Mumbai’s misery in ‘Slumdog’ is the reality: Irrfan KhanJanuary 25th, 2009 - 8:57 am ICT by IANS
Mumbai, Jan 25 (IANS) Oscar-nominated film “Slumdog Millionaire” has been criticised for selling Mumbai’s misery to the West, but actor Irrfan Khan says the filth and poverty shown in the movie by British filmmaker Danny Boyle are nothing but the reality.”It’s the reality. Why should it be swept under the carpet? Why should Danny Boyle have been concerned about what image of Mumbai goes out when we’ve done nothing to keep our own city morally and physically clean? Danny saw a good dramatic story on Mumbai. He came and shot that story,” Irrfan told IANS.

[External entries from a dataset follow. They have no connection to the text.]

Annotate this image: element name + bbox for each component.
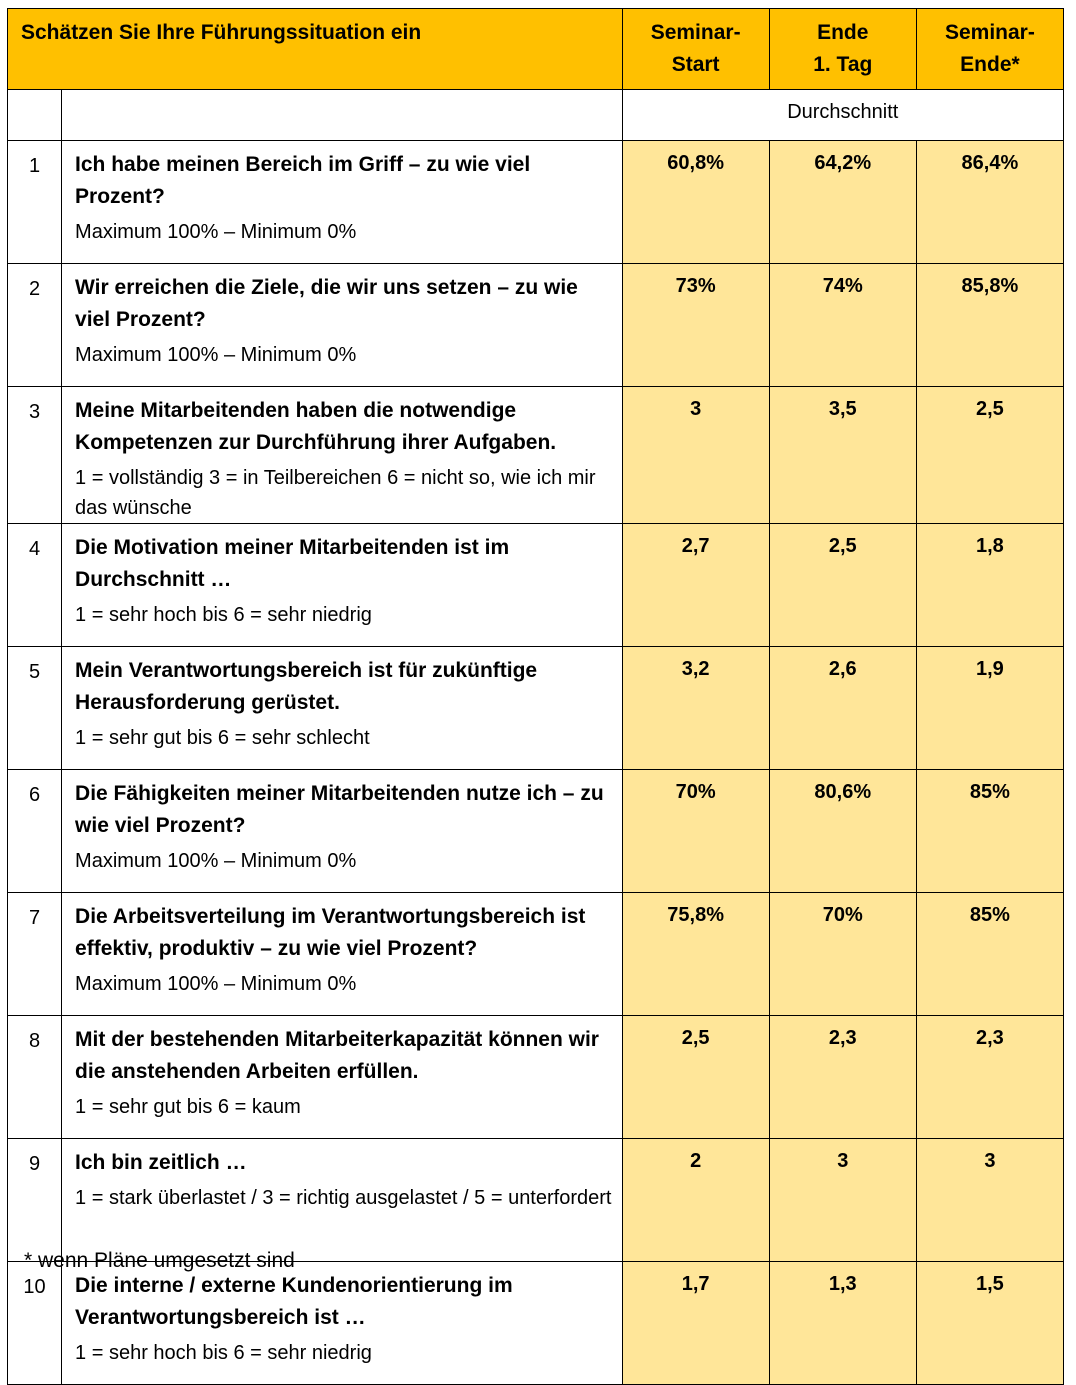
average-label: Durchschnitt — [622, 90, 1063, 141]
value-end-day1: 2,6 — [769, 647, 916, 770]
header-row — [8, 9, 1064, 90]
question-cell — [62, 770, 623, 893]
table-row — [8, 1016, 1064, 1139]
scale-text: Maximum 100% – Minimum 0% — [75, 221, 357, 243]
value-seminar-end: 1,5 — [916, 1262, 1063, 1385]
question-text: Mit der bestehenden Mitarbeiterkapazität können wir die anstehenden Arbeiten erfüllen. — [75, 1028, 599, 1083]
row-number: 5 — [8, 647, 62, 770]
value-end-day1: 70% — [769, 893, 916, 1016]
row-number: 1 — [8, 141, 62, 264]
row-number: 7 — [8, 893, 62, 1016]
value-seminar-start: 1,7 — [622, 1262, 769, 1385]
value-seminar-start: 75,8% — [622, 893, 769, 1016]
question-cell — [62, 264, 623, 387]
empty-cell — [62, 90, 623, 141]
value-end-day1: 80,6% — [769, 770, 916, 893]
question-cell — [62, 647, 623, 770]
col-header-end-day1: Ende 1. Tag — [769, 9, 916, 90]
table-row — [8, 770, 1064, 893]
value-seminar-end: 1,8 — [916, 524, 1063, 647]
value-seminar-start: 70% — [622, 770, 769, 893]
table-row — [8, 1139, 1064, 1262]
row-number: 3 — [8, 387, 62, 524]
empty-cell — [8, 90, 62, 141]
footnote: * wenn Pläne umgesetzt sind — [24, 1249, 295, 1272]
scale-text: 1 = sehr gut bis 6 = sehr schlecht — [75, 727, 370, 749]
question-text: Die Motivation meiner Mitarbeitenden ist im Durchschnitt … — [75, 536, 510, 591]
table-row — [8, 264, 1064, 387]
scale-text: 1 = stark überlastet / 3 = richtig ausgelastet / 5 = unterfordert — [75, 1187, 612, 1209]
value-seminar-end: 2,5 — [916, 387, 1063, 524]
value-end-day1: 3,5 — [769, 387, 916, 524]
value-seminar-end: 86,4% — [916, 141, 1063, 264]
question-cell — [62, 1139, 623, 1262]
row-number: 2 — [8, 264, 62, 387]
value-seminar-start: 2,5 — [622, 1016, 769, 1139]
value-seminar-end: 85,8% — [916, 264, 1063, 387]
value-seminar-end: 85% — [916, 770, 1063, 893]
table-row — [8, 1262, 1064, 1385]
table-row — [8, 524, 1064, 647]
question-text: Die Fähigkeiten meiner Mitarbeitenden nutze ich – zu wie viel Prozent? — [75, 782, 604, 837]
col-header-seminar-start: Seminar- Start — [622, 9, 769, 90]
value-seminar-start: 3 — [622, 387, 769, 524]
col-header-seminar-end: Seminar- Ende* — [916, 9, 1063, 90]
row-number: 8 — [8, 1016, 62, 1139]
question-text: Meine Mitarbeitenden haben die notwendige Kompetenzen zur Durchführung ihrer Aufgaben. — [75, 399, 557, 454]
question-text: Die Arbeitsverteilung im Verantwortungsbereich ist effektiv, produktiv – zu wie viel Prozent? — [75, 905, 586, 960]
scale-text: Maximum 100% – Minimum 0% — [75, 973, 357, 995]
survey-table — [7, 8, 1064, 1385]
value-end-day1: 2,5 — [769, 524, 916, 647]
table-row — [8, 387, 1064, 524]
value-seminar-start: 3,2 — [622, 647, 769, 770]
question-cell — [62, 1016, 623, 1139]
row-number: 9 — [8, 1139, 62, 1262]
value-end-day1: 2,3 — [769, 1016, 916, 1139]
subheader-row — [8, 90, 1064, 141]
row-number: 4 — [8, 524, 62, 647]
value-seminar-start: 2 — [622, 1139, 769, 1262]
question-cell — [62, 893, 623, 1016]
table-row — [8, 647, 1064, 770]
table-row — [8, 141, 1064, 264]
question-cell — [62, 524, 623, 647]
question-text: Wir erreichen die Ziele, die wir uns setzen – zu wie viel Prozent? — [75, 276, 578, 331]
value-end-day1: 3 — [769, 1139, 916, 1262]
table-title: Schätzen Sie Ihre Führungssituation ein — [8, 9, 623, 90]
scale-text: Maximum 100% – Minimum 0% — [75, 850, 357, 872]
scale-text: 1 = sehr hoch bis 6 = sehr niedrig — [75, 1342, 372, 1364]
value-end-day1: 74% — [769, 264, 916, 387]
value-seminar-start: 2,7 — [622, 524, 769, 647]
question-cell — [62, 1262, 623, 1385]
question-text: Die interne / externe Kundenorientierung im Verantwortungsbereich ist … — [75, 1274, 513, 1329]
value-end-day1: 64,2% — [769, 141, 916, 264]
value-seminar-start: 73% — [622, 264, 769, 387]
value-seminar-end: 85% — [916, 893, 1063, 1016]
question-cell — [62, 141, 623, 264]
value-seminar-end: 3 — [916, 1139, 1063, 1262]
question-text: Ich bin zeitlich … — [75, 1151, 247, 1174]
value-seminar-end: 1,9 — [916, 647, 1063, 770]
scale-text: 1 = sehr hoch bis 6 = sehr niedrig — [75, 604, 372, 626]
scale-text: 1 = vollständig 3 = in Teilbereichen 6 = nicht so, wie ich mir das wünsche — [75, 467, 596, 519]
value-seminar-end: 2,3 — [916, 1016, 1063, 1139]
value-seminar-start: 60,8% — [622, 141, 769, 264]
row-number: 6 — [8, 770, 62, 893]
question-cell — [62, 387, 623, 524]
scale-text: Maximum 100% – Minimum 0% — [75, 344, 357, 366]
table-row — [8, 893, 1064, 1016]
question-text: Mein Verantwortungsbereich ist für zukünftige Herausforderung gerüstet. — [75, 659, 538, 714]
question-text: Ich habe meinen Bereich im Griff – zu wie viel Prozent? — [75, 153, 531, 208]
scale-text: 1 = sehr gut bis 6 = kaum — [75, 1096, 301, 1118]
value-end-day1: 1,3 — [769, 1262, 916, 1385]
row-number: 10 — [8, 1262, 62, 1385]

“As far as the filth goes we’re a dead and dying society, and the sooner we face up to it the better our chances of redeeming ourselves. Look at the Satyam scandal. Can you imagine how many working-class families have been ruined because of the avarice of top brass at the company? And I’m sure there’re many other companies just waiting to do a similar con job on us,” he added.
“Now if tomorrow another foreign filmmaker comes to do an expose on Satyam are we going to call him exploitative?” the actor remarked.
Set in Mumbai, “Slumdog Millionaire” is about a slum boy who wins a TV quiz show and also stars debutante Dev Patel, Frieda Pinto and Anil Kapoor. The film, which has bagged four Golden Globe awards and 10 Oscar nominations, sees Irrfan play a cop who interrogates the young hero to find out how he knew all the answers on the game show.
Irrfan, who has worked in international projects like “The Namesake” and “A Mighty Heart”, is also candid about his role in Danny Boyle’s film being chopped off for the sake of a clenched tightly wound narrative, but has no complaints.
“I saw how much my role was edited when I was dubbing for the Hindi version. My role, specially in the second half, has been drastically reduced. But I’m not complaining. Just look at the impact the film has made. I’m so proud to be part of it,” the actor said.
Shedding light on his role’s radical reduction, Irrfan said: “In the second half, my character goes through this complete redemptive graph which has been removed. After brutally interrogating the boy, my character of the police officer personally takes him back to the game show when he gets to know that the boy did it for love. That entire track has been removed. But that’s okay. Roles are often reduced for the betterment of the film.”
“This isn’t the first time this has happened to me. Actors must stop being possessive about what they shoot,” Irrfan added.
The versatile actor wasn’t present at the Golden Globe Awards ceremony as he was in Jaipur visiting his mother.
“Of course I was invited. But I had made plans to spend time with my mother from months before. If I missed this chance I’d not have been able to visit her again for a very long time. I’d rather fly kites in my mother’s home than blow kisses in LA (Los Angeles). I’m not new to international events. I’ve been through them with films like ‘The Namesake’, ‘The Warrior’ and ‘A Mighty Heart’.”
Irrfan is now looking forward to the release of the Hindi dubbed version of “Slumdog Millionaire”.
“I’m sure the Hindi version will be liked. It’s the English version I’m apprehensive about. The intelligentsia will ask questions about the hero from the Mumbai slums speaking fluent English. The Hindi viewers will just have a good time. Earlier when my ‘Warrior’ was released abroad critics wondered why the narrative didn’t have a historical perspective.”